Shown in Fig. 9, SDD presents a favorable ability to detect both distinct scale defects and similar scale defects. Concretely, for the distinct scale defect, such as the OT defect, shown in Fig. 9f, our method can mark the defect target accurately and is less affected by the category of defects. For the similar scale defect, like the broken defect, shown in Fig. 9a, SDD can identify all the parts of defected scales by scale grouping. These results demonstrate that our method not only presents robust to diverse and uncertain defects but also has the ability to accurately mark defect.

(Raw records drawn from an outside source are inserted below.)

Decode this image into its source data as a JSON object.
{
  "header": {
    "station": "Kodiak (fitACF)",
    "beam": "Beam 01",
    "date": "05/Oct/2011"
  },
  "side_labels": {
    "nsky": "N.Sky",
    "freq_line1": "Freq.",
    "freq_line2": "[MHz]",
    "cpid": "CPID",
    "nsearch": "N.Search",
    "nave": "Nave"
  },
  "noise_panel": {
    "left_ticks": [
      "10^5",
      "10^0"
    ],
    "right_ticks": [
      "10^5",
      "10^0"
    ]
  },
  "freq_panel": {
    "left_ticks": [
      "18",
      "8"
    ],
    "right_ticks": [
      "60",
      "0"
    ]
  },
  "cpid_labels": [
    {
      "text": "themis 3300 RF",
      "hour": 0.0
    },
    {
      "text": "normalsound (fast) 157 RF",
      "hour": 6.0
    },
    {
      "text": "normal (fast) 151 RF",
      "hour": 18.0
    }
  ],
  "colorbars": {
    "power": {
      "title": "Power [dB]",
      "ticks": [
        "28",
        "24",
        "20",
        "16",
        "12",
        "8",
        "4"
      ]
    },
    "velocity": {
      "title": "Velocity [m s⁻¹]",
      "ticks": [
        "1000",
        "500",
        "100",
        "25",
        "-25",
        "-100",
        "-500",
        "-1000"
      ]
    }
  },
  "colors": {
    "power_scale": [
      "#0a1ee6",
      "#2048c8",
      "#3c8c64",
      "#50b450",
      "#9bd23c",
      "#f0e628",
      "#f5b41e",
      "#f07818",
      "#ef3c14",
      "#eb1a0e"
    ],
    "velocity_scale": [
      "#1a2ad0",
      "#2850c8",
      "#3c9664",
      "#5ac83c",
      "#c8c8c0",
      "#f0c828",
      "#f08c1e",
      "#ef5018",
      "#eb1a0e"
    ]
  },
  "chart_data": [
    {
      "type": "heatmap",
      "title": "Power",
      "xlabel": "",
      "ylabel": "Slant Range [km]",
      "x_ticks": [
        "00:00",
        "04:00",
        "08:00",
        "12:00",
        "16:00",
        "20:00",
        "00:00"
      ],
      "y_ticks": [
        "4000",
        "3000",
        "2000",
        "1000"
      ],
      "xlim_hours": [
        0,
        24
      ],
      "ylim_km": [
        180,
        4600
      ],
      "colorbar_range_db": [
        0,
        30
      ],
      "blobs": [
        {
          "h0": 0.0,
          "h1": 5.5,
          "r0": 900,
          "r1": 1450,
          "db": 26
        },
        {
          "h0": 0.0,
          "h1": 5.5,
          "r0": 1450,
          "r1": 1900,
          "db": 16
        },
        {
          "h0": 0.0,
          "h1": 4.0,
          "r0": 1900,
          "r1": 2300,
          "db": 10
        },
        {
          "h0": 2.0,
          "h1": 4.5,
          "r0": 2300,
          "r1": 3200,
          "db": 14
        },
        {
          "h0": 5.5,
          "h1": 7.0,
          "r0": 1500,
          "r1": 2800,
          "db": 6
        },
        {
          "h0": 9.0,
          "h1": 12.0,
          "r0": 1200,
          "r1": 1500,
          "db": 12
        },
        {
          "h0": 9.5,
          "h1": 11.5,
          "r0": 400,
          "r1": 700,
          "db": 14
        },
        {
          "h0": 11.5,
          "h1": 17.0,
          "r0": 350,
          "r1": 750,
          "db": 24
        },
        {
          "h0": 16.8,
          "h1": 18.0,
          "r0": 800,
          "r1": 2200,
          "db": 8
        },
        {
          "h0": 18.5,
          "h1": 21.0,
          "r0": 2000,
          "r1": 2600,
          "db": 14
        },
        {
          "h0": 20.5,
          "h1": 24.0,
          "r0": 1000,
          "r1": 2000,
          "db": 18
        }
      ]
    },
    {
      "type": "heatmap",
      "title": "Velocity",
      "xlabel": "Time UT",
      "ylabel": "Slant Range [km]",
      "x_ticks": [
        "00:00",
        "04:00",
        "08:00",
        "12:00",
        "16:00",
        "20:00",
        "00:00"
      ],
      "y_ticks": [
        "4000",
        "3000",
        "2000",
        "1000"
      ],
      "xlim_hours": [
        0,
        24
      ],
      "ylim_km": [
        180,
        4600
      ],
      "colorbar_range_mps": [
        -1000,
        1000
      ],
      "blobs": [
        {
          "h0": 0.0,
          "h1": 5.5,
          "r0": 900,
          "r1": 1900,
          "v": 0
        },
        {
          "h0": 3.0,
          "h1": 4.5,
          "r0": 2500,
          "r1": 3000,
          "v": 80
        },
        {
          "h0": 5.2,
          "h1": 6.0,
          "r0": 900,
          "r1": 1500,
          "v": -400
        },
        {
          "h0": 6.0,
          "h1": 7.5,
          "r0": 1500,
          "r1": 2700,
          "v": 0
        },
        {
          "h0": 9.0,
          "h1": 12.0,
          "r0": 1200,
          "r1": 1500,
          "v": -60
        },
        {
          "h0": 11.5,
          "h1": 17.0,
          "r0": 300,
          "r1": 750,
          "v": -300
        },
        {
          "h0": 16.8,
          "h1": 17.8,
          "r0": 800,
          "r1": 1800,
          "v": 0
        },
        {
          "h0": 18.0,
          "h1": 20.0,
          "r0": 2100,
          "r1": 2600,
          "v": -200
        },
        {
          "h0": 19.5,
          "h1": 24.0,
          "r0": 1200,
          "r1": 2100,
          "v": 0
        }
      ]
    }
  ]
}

5.6.3 The effect of scale grouping

Scale grouping is used to group scale blocks and detect broken defects. To verify the effectiveness of scale grouping, we implement the ablation experiment on it. The result is shown in Table 8. Clearly shown in the third and fourth rows of the table when we adopt scale grouping in SDD, our method obtains a better F1, that is, 6.7 percentage points improvement over the result without scale grouping (the fifth and sixth rows). Concretely, adopting scale grouping drastically reduces the number of broken defect error items from 71 to 2. Besides, scale grouping also promotes the detection accuracy for EX and MIS defects. These improvements illustrate the importance of scale grouping for SDD.

6 Conclusion

In this paper, we propose a scale extraction neural network with the BCE loss function (SeNet) and a scale defect discriminator (SDD) to detect the defects for syringes. Utilizing a small number of negative samples to train the model, our SeNet can extract the main structure of scales effectively. After dividing the extracted scales into groups, SDD inspects these scale groups by analyzing the correlations among different groups to identify the defects. To verify our method, we build a real-world syringe scale dataset with 1205 samples and apply our method to it. We reach the F1 of 99.7% for image-level prediction, while the IOU of 88.0% for pixel-level prediction. In summary, our method shows the combination of deep learning (our deep neural network, i.e., SeNet) and the conventional machine vision-based method (our scale defect discriminator, i.e., SDD) is important for syringe defects detection, especially in the scenarios with many defect uncertainty and limited negative samples.